Acredita-se que havia, no ano de 1500, entre 1 e 6 milhões de indígenas no que hoje é o território brasileiro, com suas cerca de 300 línguas diferentes. Não era de se esperar que da noite para o dia todos começassem a falar a língua portuguesa. Ao contrário, sua implantação foi um processo lento, que incluiu a predominância de “línguas gerais” (a paulista, a amazônica e a de base cariri) por um período de aproximadamente 300 anos, contados a partir de 1500. A “língua geral”, de acordo com MATOS e SILVA (2004), era um “português simplificado com interferências das línguas indígenas e também das africanas”.


Um exemplo da influência das línguas indígenas sobre a variabilidade linguística está na contribuição massiva para o léxico do PB. Do tupi-guarani, por exemplo, o português brasileiro absorveu cerca de dez mil palavras, em sua maioria topônimos, antropônimos e substantivos comuns.


Embora não exista comprovação de influência fonológica ou gramatical das línguas indígenas no PB, é curioso o que se observa no estudo dos índios do tronco macrojê. Algumas tribos ligadas a esse tronco, que não era nômade, que habitavam o Vale do Paraíba, no Estado de São Paulo, possuíam o “r” retroflexo, também presente no falar caipira, comum entre habitantes do interior daquele estado.

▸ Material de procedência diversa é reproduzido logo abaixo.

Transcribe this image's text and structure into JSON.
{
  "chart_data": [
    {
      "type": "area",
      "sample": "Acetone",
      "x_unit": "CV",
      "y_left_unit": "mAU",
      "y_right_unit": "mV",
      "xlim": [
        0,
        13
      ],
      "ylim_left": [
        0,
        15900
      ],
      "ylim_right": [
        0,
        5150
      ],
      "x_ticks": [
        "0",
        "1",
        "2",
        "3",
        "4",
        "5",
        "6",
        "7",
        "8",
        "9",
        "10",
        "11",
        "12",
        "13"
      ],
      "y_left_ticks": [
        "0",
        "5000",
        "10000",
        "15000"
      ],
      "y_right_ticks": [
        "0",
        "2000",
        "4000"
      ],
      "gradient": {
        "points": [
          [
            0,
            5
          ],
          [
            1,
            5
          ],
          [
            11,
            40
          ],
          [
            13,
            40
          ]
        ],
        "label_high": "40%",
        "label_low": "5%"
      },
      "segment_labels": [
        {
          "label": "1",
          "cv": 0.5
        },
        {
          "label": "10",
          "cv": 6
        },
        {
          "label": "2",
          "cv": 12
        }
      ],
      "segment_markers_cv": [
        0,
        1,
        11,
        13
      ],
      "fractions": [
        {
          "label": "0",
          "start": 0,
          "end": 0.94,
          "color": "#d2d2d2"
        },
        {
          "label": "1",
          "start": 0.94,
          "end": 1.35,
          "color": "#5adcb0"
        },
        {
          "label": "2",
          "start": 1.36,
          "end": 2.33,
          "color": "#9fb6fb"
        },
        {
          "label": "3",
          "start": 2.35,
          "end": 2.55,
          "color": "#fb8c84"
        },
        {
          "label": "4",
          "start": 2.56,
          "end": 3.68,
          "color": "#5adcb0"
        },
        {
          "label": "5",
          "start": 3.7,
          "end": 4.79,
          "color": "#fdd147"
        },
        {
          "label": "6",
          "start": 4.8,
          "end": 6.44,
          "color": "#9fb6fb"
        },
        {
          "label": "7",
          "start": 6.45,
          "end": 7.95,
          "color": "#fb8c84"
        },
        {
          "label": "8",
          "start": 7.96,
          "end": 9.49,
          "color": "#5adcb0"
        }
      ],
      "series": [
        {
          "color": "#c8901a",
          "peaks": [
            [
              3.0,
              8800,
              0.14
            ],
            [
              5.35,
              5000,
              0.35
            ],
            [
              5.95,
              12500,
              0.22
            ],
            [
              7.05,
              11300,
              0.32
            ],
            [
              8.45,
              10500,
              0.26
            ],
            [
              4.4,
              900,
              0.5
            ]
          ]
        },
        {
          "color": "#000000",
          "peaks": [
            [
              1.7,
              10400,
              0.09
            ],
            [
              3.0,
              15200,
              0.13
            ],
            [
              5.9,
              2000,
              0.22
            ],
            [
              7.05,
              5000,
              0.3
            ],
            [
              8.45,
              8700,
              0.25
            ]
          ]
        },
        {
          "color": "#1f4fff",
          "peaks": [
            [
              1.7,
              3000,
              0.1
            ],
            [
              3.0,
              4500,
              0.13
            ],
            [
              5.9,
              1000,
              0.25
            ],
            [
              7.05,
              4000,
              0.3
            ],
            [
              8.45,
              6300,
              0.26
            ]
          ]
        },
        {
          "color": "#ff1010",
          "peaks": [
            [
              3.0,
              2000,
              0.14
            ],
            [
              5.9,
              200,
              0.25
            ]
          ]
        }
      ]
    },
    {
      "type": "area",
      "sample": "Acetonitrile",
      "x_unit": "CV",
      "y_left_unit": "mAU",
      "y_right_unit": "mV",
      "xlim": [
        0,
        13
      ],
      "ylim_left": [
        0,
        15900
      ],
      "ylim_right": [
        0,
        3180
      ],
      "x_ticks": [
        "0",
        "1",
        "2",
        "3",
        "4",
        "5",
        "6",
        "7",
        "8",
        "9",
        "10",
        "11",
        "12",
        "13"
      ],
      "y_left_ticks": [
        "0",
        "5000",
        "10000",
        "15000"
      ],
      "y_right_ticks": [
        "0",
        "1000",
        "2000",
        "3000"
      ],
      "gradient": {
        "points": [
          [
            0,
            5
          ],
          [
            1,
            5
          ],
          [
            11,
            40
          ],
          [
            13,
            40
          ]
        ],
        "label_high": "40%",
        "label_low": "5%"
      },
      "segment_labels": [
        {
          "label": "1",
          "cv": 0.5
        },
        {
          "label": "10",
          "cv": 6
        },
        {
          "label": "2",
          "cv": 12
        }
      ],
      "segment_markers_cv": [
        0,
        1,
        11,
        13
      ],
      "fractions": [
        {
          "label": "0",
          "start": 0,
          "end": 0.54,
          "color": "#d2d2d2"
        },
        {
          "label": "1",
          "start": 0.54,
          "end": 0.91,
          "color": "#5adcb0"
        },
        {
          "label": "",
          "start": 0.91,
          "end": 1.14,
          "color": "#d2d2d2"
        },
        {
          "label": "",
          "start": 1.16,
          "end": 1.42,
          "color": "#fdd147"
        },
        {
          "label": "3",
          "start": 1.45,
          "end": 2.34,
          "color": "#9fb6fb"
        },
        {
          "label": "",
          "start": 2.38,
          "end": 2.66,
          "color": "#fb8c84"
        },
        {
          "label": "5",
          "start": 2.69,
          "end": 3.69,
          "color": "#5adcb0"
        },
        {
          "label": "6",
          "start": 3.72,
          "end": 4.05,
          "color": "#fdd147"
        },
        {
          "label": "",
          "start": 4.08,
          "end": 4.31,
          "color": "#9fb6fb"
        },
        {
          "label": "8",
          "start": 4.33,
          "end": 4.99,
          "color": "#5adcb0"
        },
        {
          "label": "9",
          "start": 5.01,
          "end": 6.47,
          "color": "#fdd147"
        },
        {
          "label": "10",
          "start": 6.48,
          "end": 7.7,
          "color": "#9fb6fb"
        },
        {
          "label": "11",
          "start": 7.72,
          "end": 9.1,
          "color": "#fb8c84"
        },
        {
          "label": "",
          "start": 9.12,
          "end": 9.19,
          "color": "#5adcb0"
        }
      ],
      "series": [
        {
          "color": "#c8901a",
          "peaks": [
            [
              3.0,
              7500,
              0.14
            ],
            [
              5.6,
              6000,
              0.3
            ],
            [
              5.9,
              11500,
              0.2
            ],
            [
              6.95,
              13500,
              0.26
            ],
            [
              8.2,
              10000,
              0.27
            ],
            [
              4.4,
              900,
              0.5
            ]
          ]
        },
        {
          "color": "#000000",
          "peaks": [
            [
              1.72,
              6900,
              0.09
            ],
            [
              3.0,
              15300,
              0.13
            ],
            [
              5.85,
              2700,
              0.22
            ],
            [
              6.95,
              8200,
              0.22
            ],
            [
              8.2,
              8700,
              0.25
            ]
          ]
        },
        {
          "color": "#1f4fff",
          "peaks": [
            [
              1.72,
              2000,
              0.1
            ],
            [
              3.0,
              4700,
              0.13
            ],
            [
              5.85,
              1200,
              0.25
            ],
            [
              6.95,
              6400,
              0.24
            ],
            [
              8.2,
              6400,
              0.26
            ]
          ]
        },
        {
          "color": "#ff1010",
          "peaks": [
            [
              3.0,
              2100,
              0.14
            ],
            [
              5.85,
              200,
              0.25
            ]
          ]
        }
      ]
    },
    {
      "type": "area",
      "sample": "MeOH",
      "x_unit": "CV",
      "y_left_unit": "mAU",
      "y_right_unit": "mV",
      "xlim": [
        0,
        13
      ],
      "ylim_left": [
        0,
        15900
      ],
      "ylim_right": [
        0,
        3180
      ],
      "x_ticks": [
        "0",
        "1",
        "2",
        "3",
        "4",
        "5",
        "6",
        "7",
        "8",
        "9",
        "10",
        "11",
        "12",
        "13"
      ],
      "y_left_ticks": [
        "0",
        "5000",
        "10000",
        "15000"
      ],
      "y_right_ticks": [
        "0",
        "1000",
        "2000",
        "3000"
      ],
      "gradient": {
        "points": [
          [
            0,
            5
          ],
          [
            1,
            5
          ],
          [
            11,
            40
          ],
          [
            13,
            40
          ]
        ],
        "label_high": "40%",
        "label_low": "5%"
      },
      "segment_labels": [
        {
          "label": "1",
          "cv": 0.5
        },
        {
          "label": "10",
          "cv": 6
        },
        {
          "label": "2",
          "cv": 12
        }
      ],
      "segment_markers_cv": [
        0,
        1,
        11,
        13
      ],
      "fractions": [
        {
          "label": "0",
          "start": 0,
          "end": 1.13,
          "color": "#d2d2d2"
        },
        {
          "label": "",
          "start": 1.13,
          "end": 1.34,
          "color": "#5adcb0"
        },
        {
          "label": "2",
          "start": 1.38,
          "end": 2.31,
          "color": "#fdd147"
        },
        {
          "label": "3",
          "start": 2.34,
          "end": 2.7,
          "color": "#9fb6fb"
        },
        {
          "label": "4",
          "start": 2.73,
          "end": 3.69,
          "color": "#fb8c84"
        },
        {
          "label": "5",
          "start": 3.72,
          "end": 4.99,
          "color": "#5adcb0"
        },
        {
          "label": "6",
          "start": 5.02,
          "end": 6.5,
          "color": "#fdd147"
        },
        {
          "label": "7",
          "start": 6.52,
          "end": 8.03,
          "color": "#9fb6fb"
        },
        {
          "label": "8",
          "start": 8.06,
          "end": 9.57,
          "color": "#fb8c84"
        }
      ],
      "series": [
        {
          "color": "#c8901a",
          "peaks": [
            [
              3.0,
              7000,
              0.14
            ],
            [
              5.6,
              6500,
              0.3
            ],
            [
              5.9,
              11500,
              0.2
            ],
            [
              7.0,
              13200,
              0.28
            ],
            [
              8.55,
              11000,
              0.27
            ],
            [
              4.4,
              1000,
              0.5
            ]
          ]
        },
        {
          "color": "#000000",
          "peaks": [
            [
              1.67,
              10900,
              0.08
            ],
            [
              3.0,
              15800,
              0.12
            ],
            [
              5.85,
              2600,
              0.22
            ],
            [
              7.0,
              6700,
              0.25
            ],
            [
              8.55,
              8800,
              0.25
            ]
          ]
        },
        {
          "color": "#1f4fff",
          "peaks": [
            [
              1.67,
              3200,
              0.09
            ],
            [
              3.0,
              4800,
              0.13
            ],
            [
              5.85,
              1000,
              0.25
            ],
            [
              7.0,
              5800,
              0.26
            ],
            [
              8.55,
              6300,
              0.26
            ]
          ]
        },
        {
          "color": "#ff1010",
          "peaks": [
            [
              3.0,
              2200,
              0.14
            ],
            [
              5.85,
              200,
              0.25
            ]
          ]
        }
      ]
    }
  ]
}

Um segundo fator a ser considerado na caracterização do PB é a influência dos africanos trazidos ao Brasil. Embora haja divergências quanto ao número aproximado, acredita-se que 18 milhões de escravos africanos, das culturas banto e sudanesa, chegaram ao Brasil entre 1538 e 1855, trazendo sua língua, sua cultura e, consequentemente, sua influência sobre as estruturas social e linguística aqui existentes.


Contribuições importantes foram feitas ao léxico por parte dessas culturas. Palavras como lenga-lenga, moleque, cachaça, beleléu e zonzo, fazem parte do legado de cerca de 300 palavras africanas incorporadas ao PB (CASTRO, 1980).


Por fim, mais recente e menos importante que as influências indígena e africana, o português do Brasil foi também influenciado em sua caracterização pela imigração de europeus a partir da segunda metade do século XIX, especialmente depois de 1870. Um quadro que combinava problemas econômicos na Europa, libertação dos escravos e expansão da agricultura brasileira, despertou o interesse de muitos italianos, espanhóis, alemães e portugueses, pelo Brasil.


Diferentes dos africanos, os imigrantes europeus, ao chegarem ao Brasil, já encontraram uma língua nacional, resultado de um movimento pela promoção da “linguagem brasileira”, iniciado em 1826. Embora isso talvez tenha reduzido o impacto da influência desses imigrantes europeus sobre a variabilidade da língua aqui falada, certamente não a anulou por inteiro, visto que pode ser claramente notada, em especial, nas regiões Sul e Sudeste do país.


À luz dos três aspectos considerados acima, a variabilidade linguística no português do Brasil pode ser mais bem compreendida em sua relação com os aspectos sócio-históricos que lhes deram origem.